Professional wrestling has long been connected to the state of Minnesota, with the likes of Verne Gagne, Ric Flair, Curt Hennig, Jesse Ventura, Brock Lesnar, and The Road Warriors among those that are connected to the Minnesota wrestling scene. The Twins also have some wrestling history, as aspiring pro wrestler Kent Hrbek pulled off a perfect ankle pick on Ron Gant in the 1991 World Series. While the current Twins have not left us much to write about, we can at least compare them to some people in the world of “sports entertainment,” a world in which we can forget about the Twins shooting every victory into the sun after the bullpen comes in. Here are some Twins below, as pro wrestlers (alphabetical by last name).

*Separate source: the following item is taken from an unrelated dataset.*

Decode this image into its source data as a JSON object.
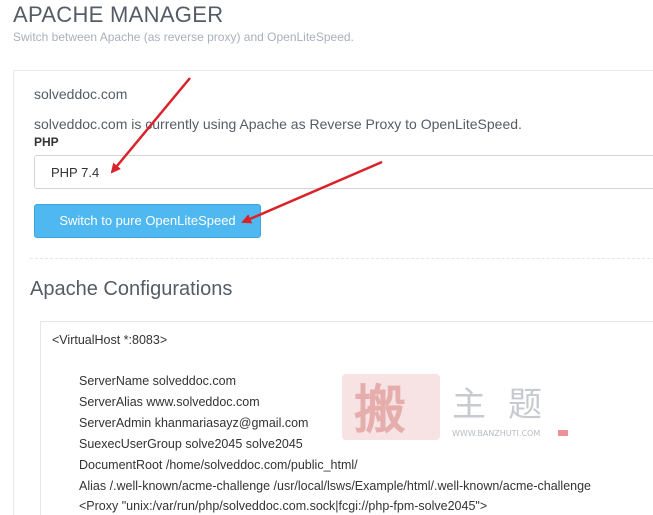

WILLIANS ASTUDILLO: Rikishi
- “La Tortuga” has a lot of similarities to Rikishi. They both have flowing blonde hair, they are both nimble-footed big men, and they are both fan-favorite athletes. Their dance moves and overall agility have wowed the masses over the years. Here’s to Astudillo implementing a sunglasses-clad postgame dance to his future victories.
BYRON BUXTON: Mick Foley
- Buxton plays baseball with the same reckless abandon that made Mick Foley a wrestling legend. For better or for worse, Buxton will throw regard for his body completely out the window, looking to make the impossible happen. While their athletic traits are nowhere near comparable, Buxton’s flair for the dangerous resembles that of Mrs. Foley’s Baby Boy.
NELSON CRUZ: Hulk Hogan
- Also a lovable fan-favorite giant into his 40s, Cruz’s career is on a similar path as Hogan’s. Both Cruz and Hogan were embroiled in a steroid controversy early in their career, but with feats of strength and just being overall good guys, they were able to make fans forget about that sort of negativity. On top of that, just like Hogan, Cruz looks like he will be jumping ship to a new organization soon.
JOSH DONALDSON: Triple H
- Not afraid to tell an entire stadium of people to “Suck It,” Donaldson may be best aligned with Triple H. They both were at the top of the game due to their powerful exploits, but they are both also known for the minds they have for their sport. In 2021, Donaldson pulled what can only be described as a genius move. Upon realizing his entire pitching staff was subpar, Donaldson made a move to bring them closer to the rest of the league. Did he help his own pitchers? NOPE! He instead brought down the rest of league by exposing the foreign substance usage among pitchers, a move that the “Cerebral Assassin” would be proud of.
MAX KEPLER: Alex Wright
- Both Kepler and Wright entered their organizations as mysterious, precocious German imports with obvious talents. In a similar fashion to Wright, Kepler has been unable to quite crack through to the main stream, despite flashes of his talent. Here’s to hoping Max can become a main-event talent in the future.
MICHAEL PINEDA: Mr. Fuji
- For the younger crowd that may not be familiar with Mr. Fuji, he was the manager for the legendary Yokozuna and he was dressed like Oddjob. Like Pineda, he wasn’t in the spotlight very often, but when he was, he wasn’t afraid to use foreign substances in order to help his team win. (Side note: Yokozuna and Mr. Fuji both played Japanese characters, but Yokozuna is actually of Samoan descent, and Mr. Fuji was born in Hawaii. WRESTLING!)
JIM POHLAD: Ted DiBiase
- Pohlad is actually the antithesis to the “Million Dollar Man,” as his family’s constant pinching of pennies has led to many stars leaving or being shipped out of town. While DiBiase would proclaim “Everybody has a price!” in hopes of bribing people into helping his team, Pohlad lives by the mantra “Everybody has a price, but we ain’t paying it.” Dear Mr. Pohlad, please pay Byron Buxton and Jose Berrios.
CORY PROVUS/DAN GLADDEN: Jim Ross and Jerry Lawler
- Between the storytelling of good ol’ J.R. and the gregariousness of Jerry “The King”, no team better represents that duo than Provus and Dazzleman. While Dick Bremer’s experience in the booth may more closely represent that of J.R., the banter between the radio team makes them a fitting match. Plus, Provus seems like the more likely party to let out a “BAH GAWD, HE’S BROKEN IN HALF!” after batter is hit by a pitch.
MIGUEL SANO: Roman Reigns
- Both Reigns and Sano are large, hulking figures that have a supreme amount of talent, and have been force-fed to the fans with promise of leading their respective organizations. Neither have been able to connect with the fans for different reasons, and Sano has become almost unplayable, despite being billed as a franchise-saving player earlier in his career. While the WWE has to keep bringing back older wrestlers such as John Cena to keep Reigns in the limelight, Sano’s days with his organization might be numbered despite signing a contract extension that will pay Sano at least through 2022.